Dear friends,
There are things I really want you to understand about me. Things that maybe you don't really get but I will try to explain them for you. Even though were all in college and around the same age, I feel different sometimes. Some people confuse college with 4 years of drinking and partying instead of actually getting an education. Don't get me wrong, I've had me a fair share of nights out and I will probably have more in the future. But these memories in my life are only a few because of who I am.
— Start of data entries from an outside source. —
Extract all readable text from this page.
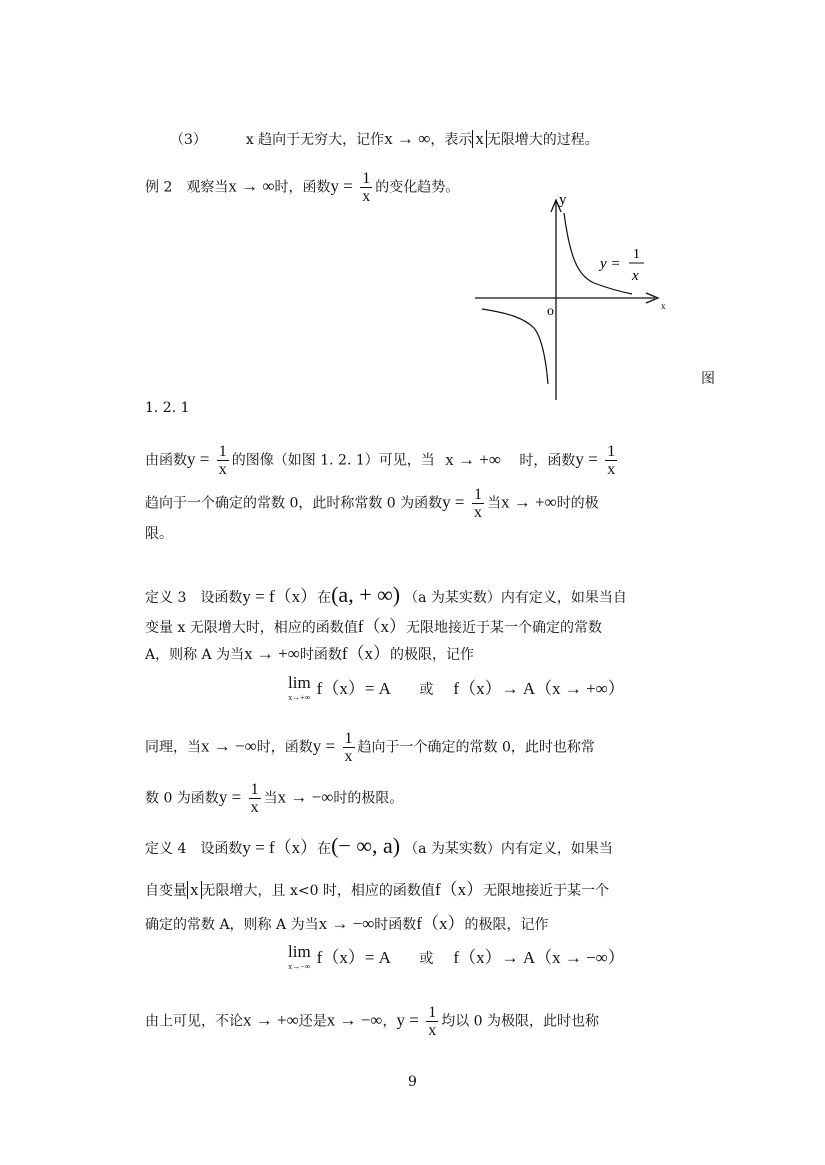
（3）	x 趋向于无穷大，记作x → ∞，表示 x 无限增大的过程。
例 2　观察当x → ∞时，函数$y = \frac{1}{x}$ 的变化趋势。
y
x
o
y =
1
x
图
1. 2. 1
由函数$y = \frac{1}{x}$ 的图像（如图 1. 2. 1）可见，当 x → +∞ 时，函数$y = \frac{1}{x}$
趋向于一个确定的常数 0，此时称常数 0 为函数$y = \frac{1}{x}$ 当x → +∞时的极
限。
定义 3　设函数y = f（x）在(a, + ∞) （a 为某实数）内有定义，如果当自
变量 x 无限增大时，相应的函数值f（x）无限地接近于某一个确定的常数
A，则称 A 为当x → +∞时函数f（x）的极限，记作
lim
x→+∞ f（x）= A 或 f（x）→ A（x → +∞）
同理，当x → −∞时，函数$y = \frac{1}{x}$ 趋向于一个确定的常数 0，此时也称常
数 0 为函数$y = \frac{1}{x}$ 当x → −∞时的极限。
定义 4　设函数y = f（x）在(− ∞, a) （a 为某实数）内有定义，如果当
自变量 x 无限增大，且 x<0 时，相应的函数值f（x）无限地接近于某一个
确定的常数 A，则称 A 为当x → −∞时函数f（x）的极限，记作
lim
x→−∞ f（x）= A 或 f（x）→ A（x → −∞）
由上可见，不论x → +∞还是x → −∞，$y = \frac{1}{x}$ 均以 0 为极限，此时也称
9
I'm quiet, shy, and insecure but that doesn't mean I don't want to hang out with you. I want to ask you to get together but I get scared of rejection so it makes me nervous. Oh yeah, and I'm a total introvert. So, how some people can go out 3 nights in a row is mind boggling to me. Because after a night out I need at least a day to recharge my battery. Sometimes I actually feel drained after a night of drinking and being around so many people. I also want you to know that I wish I could go to a lot more get-togethers or campus events but work takes up a lot of my time. And without a good weekly income, I can't pay for the things in life that your parents might cover for you. It's really stressful trying to do well in 5 college classes while working two jobs but I don't have much of a choice. Not forgetting the extracurricular activities that I put a lot of time into. I didn't join clubs, greek life, and volunteer work because I want to overload myself but because I made a promise. A promise that I would get so involved in college because the evils in my life stopped me from doing that in high school. And when I finally have free time, I am a student who is trying so damn hard to get her degree and make it to graduate school.What I'm trying to get across to you is that there are a lot of factors playing in my life. So, please don't come to the conclusion that I mean to blow you off or that I don't like you. Because I need you and you are important too. Humans are social creatures we are nothing without human contact. And sometimes all you need is someone to ask you how you're doing with genuine interest. Or someone to try to understand and care about you. Or just someone to watch movies with you on the couch while eating buttery popcorn.
So to the people in my life that reach out to me in any way, thank you. Even if we don't have a close friendship, even if you ask me to hang out and I say no...It means a lot right now, actually, it means a lot all the time. Because having so many things going on in your life at once can be forgotten for a little by your kindness.
Love,
Your independent, introverted, busy-bee friend.